EDIT 2: the following solution removes data from groups/periods which don't include 3 entries/measures. Again, you have to fully understand it and test it. You may find an easier way to eliminate entries, I didin't really optimize.
load( 'masao_1.mat' ) ;
data = datatoupload ;
% - Remove rows so for day 1:
% > Hours 4,5,6 have only data for hours 5,6.
% > Hours 10,11,12 have only data for hours 10, 11.
% > Hours 13,14,15 have no data.
data([16,15,14,13,5], :) = [] ;
% - Build array of time components.
dv = datevec( data(:,1), 'yyyy-mm-dd hh:MM' ) ;
% - Build vector of (time-) group IDs.
% 1. Absolute hour ID.
hrId = dv(:,4:-1:1) * cumprod( [1; 24; 32; 12] ) - 1 ;
% 2. Contiguous group start pos.
grStart = [true; diff(floor(hrId/3)) ~= 0] ;
% 3. Contiguous group IDs, 1st shot, any size taken into account.
grId = cumsum( grStart ) ;
% 4. Flag data which do not belong to a full group (= 3 entries).
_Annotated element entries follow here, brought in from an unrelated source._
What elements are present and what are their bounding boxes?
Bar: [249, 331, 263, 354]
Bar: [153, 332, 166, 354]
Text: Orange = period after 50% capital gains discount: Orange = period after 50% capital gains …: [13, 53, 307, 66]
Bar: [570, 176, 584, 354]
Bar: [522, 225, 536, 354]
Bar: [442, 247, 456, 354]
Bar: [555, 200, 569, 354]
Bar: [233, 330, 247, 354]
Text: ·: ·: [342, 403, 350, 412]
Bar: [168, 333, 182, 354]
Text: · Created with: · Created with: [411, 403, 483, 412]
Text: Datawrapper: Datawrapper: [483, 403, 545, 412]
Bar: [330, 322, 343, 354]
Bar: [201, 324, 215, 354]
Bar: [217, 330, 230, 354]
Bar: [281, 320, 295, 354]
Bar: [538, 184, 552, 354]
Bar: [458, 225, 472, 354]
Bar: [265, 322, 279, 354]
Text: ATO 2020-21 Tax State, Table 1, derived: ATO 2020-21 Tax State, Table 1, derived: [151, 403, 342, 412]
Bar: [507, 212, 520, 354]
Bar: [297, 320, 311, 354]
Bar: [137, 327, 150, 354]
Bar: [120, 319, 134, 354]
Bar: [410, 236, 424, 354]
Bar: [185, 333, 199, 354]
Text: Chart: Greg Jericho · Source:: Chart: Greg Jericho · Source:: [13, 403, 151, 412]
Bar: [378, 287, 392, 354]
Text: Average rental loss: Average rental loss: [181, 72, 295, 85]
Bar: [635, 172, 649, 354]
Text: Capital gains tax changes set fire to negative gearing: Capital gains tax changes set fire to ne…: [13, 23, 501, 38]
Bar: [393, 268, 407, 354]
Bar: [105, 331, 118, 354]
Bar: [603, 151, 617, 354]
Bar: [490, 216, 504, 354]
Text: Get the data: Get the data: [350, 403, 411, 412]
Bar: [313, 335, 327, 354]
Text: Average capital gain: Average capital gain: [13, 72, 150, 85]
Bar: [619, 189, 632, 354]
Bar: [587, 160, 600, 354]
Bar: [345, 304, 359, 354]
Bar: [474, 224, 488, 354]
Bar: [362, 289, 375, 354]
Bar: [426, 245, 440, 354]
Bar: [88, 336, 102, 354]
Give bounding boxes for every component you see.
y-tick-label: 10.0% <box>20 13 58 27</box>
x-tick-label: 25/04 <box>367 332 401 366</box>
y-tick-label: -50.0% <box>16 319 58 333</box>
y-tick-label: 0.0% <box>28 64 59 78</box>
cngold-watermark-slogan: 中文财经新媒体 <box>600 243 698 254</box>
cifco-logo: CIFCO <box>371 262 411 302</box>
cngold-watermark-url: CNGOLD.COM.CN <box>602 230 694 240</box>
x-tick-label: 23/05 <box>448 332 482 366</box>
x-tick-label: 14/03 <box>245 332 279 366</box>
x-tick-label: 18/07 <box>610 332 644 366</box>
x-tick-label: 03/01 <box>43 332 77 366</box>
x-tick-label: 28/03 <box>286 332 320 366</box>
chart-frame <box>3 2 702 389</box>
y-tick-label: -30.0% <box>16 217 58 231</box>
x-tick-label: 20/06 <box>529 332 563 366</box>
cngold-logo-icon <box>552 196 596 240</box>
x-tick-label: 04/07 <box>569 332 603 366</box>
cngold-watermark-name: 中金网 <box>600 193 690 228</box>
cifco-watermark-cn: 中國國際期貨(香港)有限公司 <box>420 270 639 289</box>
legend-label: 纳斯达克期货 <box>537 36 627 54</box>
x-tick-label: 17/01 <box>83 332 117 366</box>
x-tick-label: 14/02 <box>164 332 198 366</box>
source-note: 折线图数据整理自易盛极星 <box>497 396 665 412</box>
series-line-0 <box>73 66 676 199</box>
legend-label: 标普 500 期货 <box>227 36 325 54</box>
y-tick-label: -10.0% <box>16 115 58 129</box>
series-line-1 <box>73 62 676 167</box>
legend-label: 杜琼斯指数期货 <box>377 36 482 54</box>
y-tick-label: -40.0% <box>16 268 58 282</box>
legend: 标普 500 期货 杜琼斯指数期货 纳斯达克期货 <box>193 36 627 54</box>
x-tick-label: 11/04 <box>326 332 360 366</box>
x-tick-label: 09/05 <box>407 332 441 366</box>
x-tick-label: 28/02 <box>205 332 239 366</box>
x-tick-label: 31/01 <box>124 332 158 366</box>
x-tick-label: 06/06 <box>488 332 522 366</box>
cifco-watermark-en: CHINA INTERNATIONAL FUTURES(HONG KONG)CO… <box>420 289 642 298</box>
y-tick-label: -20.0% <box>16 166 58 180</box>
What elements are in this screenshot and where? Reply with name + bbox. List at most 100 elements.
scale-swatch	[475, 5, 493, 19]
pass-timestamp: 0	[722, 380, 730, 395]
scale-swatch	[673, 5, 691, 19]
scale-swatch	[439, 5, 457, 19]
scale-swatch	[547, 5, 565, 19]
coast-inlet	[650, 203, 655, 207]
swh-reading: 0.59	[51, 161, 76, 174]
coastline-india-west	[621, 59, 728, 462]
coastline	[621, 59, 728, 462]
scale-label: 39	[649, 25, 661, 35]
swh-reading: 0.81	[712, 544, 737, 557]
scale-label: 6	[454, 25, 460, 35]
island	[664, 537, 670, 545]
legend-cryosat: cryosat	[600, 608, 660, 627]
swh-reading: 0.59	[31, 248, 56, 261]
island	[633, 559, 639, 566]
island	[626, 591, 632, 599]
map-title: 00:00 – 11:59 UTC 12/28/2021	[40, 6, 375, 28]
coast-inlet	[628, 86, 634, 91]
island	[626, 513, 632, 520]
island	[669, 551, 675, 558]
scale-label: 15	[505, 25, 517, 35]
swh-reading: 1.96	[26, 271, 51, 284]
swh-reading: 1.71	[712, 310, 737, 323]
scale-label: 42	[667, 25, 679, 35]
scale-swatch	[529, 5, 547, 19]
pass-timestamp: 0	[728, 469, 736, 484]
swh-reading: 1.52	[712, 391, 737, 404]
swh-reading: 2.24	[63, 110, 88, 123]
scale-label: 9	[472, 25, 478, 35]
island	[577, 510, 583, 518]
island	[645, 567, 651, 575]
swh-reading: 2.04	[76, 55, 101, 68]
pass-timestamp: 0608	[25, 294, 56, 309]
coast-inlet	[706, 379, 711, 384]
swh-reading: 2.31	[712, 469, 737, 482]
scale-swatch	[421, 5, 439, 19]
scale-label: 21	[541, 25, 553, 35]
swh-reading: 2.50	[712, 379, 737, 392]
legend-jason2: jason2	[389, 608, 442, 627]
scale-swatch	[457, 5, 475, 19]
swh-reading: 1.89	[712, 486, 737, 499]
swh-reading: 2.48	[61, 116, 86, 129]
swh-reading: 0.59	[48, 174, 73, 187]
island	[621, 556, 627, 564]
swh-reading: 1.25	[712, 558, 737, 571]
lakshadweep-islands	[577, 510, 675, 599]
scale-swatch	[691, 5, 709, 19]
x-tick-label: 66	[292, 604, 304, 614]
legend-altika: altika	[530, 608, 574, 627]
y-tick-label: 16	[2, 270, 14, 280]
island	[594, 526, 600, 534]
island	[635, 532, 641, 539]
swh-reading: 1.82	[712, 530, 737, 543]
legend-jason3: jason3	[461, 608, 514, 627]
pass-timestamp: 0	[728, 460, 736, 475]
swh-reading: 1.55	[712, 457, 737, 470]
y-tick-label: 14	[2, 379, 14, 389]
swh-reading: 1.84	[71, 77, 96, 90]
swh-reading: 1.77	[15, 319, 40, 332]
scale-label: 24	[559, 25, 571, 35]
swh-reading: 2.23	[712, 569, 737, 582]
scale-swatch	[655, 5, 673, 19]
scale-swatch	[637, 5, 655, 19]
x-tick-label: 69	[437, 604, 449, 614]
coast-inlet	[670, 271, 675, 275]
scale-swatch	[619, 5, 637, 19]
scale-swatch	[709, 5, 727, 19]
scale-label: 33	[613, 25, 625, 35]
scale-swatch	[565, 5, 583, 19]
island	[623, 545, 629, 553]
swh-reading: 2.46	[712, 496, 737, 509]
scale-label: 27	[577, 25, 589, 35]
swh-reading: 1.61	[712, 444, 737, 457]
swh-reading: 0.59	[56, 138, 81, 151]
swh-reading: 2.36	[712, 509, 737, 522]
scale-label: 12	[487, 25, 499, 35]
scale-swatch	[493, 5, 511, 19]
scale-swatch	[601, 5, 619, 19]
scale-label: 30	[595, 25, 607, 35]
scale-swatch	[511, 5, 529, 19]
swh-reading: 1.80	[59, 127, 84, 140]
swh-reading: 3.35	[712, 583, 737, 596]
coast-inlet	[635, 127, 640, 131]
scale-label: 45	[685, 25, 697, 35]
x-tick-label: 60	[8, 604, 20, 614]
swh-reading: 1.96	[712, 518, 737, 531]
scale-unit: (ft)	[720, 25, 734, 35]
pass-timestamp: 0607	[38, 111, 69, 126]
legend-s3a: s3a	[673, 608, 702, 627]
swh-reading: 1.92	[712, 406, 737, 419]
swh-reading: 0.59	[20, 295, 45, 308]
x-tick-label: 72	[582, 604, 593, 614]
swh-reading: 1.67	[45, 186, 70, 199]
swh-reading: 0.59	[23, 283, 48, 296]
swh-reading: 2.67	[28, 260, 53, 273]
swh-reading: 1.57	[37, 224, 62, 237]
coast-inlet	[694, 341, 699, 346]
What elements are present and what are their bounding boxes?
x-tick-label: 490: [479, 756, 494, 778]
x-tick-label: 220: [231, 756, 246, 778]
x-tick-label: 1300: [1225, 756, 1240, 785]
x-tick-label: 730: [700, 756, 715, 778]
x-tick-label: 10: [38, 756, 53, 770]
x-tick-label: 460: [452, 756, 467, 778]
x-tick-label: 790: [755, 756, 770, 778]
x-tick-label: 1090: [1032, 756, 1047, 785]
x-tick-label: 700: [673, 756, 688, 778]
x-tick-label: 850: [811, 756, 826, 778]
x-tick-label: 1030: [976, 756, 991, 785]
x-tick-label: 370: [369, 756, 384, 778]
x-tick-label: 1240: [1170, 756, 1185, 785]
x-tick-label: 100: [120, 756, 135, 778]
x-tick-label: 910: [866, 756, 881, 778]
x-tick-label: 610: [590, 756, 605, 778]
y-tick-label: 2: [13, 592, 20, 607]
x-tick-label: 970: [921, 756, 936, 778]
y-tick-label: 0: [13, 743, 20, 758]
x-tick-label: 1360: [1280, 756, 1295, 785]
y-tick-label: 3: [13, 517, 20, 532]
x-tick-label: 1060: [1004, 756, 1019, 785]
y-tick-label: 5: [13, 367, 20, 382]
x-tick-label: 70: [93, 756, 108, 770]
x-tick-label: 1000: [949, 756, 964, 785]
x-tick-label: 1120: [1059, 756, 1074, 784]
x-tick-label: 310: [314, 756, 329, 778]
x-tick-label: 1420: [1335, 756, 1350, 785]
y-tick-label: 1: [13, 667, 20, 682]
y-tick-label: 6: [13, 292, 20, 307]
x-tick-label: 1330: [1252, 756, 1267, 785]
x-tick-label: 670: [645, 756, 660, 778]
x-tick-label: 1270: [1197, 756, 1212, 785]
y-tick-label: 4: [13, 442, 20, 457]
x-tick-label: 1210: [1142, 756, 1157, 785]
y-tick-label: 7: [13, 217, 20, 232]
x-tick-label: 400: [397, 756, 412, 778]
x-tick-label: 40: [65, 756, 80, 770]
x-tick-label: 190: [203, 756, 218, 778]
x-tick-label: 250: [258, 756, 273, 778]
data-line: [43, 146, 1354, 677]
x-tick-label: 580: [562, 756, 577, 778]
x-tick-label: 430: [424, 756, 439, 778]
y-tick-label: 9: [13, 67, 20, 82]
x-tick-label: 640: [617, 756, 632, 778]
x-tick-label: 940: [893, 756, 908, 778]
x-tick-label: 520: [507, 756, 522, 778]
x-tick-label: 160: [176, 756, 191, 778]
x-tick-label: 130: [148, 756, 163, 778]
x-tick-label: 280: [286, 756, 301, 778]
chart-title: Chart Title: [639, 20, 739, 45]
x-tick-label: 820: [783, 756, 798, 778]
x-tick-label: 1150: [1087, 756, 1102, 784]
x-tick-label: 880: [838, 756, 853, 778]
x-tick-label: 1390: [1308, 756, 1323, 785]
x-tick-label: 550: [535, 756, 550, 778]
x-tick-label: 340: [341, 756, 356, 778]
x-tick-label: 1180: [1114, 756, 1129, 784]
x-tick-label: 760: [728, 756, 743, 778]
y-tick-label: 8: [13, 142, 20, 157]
grIsValid = accumarray( grId, ones(size(grId)) ) == 3 ;
entryIsValid = ismember( grId, find(grIsValid) ) ;
% 5. Eliminate invalid entries, rebuild valid group starts and IDs.
data(~entryIsValid,:) = [] ;
grStart(~entryIsValid,:) = [] ;
grId = cumsum( grStart ) ;
% - Get statistics per group.
grMax = accumarray( grId, cell2mat(data(:,2)), [], @max ) ;
% - Build output.
grEnd = [grStart(2:end); true] ;
output = [data(grEnd,1), num2cell(grMax)] ;
With that, we obtain..
>> output
output =
'1984-01-01 03:00' [11.8312]
'1984-01-01 09:00' [ 9.7736]
'1984-01-01 18:00' [ 9.2592]
'1984-01-01 21:00' [ 7.2016]
'1984-01-02 00:00' [ 5.1440]
'1984-01-02 03:00' [ 4.6296]
'1984-01-02 06:00' [ 3.6008]
'1984-01-02 09:00' [ 2.5720]
'1984-01-02 12:00' [ 7.2016]
'1984-01-02 15:00' [10.2880]
'1984-01-02 18:00' [11.8312]
'1984-01-02 21:00' [12.3456]
'1984-01-03 00:00' [10.2880]
which don't contain summaries when fewer than 3 entries are available.